Amona ne sera pas sauvé par cette loi. Il sera probablement démantelé dans les prochains jours. On ne sait pas si cette expulsion se fera sans heurts. Des milliers de partisans d’extrême-droite devraient tenter d’aider les habitants d’Amona à résister à l’expulsion. Il y a de fortes chances que le processus dans son ensemble devienne violent. Une telle éventualité pourrait bien affecter la cohésion du gouvernement de Netanyahou, dans lequel les éléments de l’ultra-droite jouent un rôle important.

Pourtant, la plus grande question concerne le sort de la loi sur la normalisation/expropriation et le fait de savoir si Israël décidera de renoncer à sa politique ambiguë. Cette politique fonctionne si bien pour Israël depuis tant d’années qu’il semble peu judicieux de l’abandonner maintenant.

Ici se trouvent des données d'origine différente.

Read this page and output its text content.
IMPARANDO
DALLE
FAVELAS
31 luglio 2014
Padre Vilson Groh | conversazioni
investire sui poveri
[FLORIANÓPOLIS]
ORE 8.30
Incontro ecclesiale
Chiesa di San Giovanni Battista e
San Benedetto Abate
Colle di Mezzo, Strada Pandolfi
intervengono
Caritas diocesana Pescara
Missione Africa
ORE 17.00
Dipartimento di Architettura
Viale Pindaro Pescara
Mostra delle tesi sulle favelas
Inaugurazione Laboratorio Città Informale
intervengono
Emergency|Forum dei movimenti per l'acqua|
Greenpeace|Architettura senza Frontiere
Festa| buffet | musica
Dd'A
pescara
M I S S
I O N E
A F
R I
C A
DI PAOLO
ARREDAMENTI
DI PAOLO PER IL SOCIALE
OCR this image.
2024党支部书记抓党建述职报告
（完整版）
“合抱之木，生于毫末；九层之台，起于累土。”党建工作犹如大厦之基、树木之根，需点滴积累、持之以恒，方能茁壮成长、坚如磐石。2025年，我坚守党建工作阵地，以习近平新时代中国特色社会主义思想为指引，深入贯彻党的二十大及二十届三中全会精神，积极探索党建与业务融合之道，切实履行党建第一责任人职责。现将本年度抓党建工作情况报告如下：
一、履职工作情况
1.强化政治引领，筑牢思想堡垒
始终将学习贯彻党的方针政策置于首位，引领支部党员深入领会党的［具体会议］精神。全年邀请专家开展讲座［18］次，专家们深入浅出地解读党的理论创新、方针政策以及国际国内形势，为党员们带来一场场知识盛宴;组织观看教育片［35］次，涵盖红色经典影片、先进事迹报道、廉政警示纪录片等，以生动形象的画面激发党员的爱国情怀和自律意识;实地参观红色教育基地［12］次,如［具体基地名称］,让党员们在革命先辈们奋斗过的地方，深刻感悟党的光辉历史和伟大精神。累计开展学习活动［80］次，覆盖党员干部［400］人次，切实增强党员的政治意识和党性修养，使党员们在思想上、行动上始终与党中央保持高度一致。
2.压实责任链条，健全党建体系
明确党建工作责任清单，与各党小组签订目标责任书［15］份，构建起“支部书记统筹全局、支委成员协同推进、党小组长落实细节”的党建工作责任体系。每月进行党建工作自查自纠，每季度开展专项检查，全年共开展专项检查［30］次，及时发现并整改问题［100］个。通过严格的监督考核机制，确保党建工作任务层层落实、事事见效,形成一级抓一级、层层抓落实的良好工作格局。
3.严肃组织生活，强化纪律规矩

Mais la nouvelle droite en Israël, inspirée par la victoire de Donald Trump et même par le vote en faveur du Brexit, a perdu patience vis-à-vis de l’ambiguïté. La nomination de David Friedman, fervent partisan du projet de colonisation, en tant que nouvel ambassadeur américain en Israël, peut laisser entendre que le temps de l’ambiguïté est révolu. Israël pourrait se diriger vers un tout nouveau chapitre de son occupation de la Cisjordanie.

19 décembre 2016

Meron Rapoport est un journaliste et écrivain israélien. Il a remporté le prix de journalisme international de Naples pour son enquête sur le vol d’oliviers à leurs propriétaires palestiniens. Ancien directeur du service d’informations du journal Haaretz, il est aujourd’hui journaliste indépendant.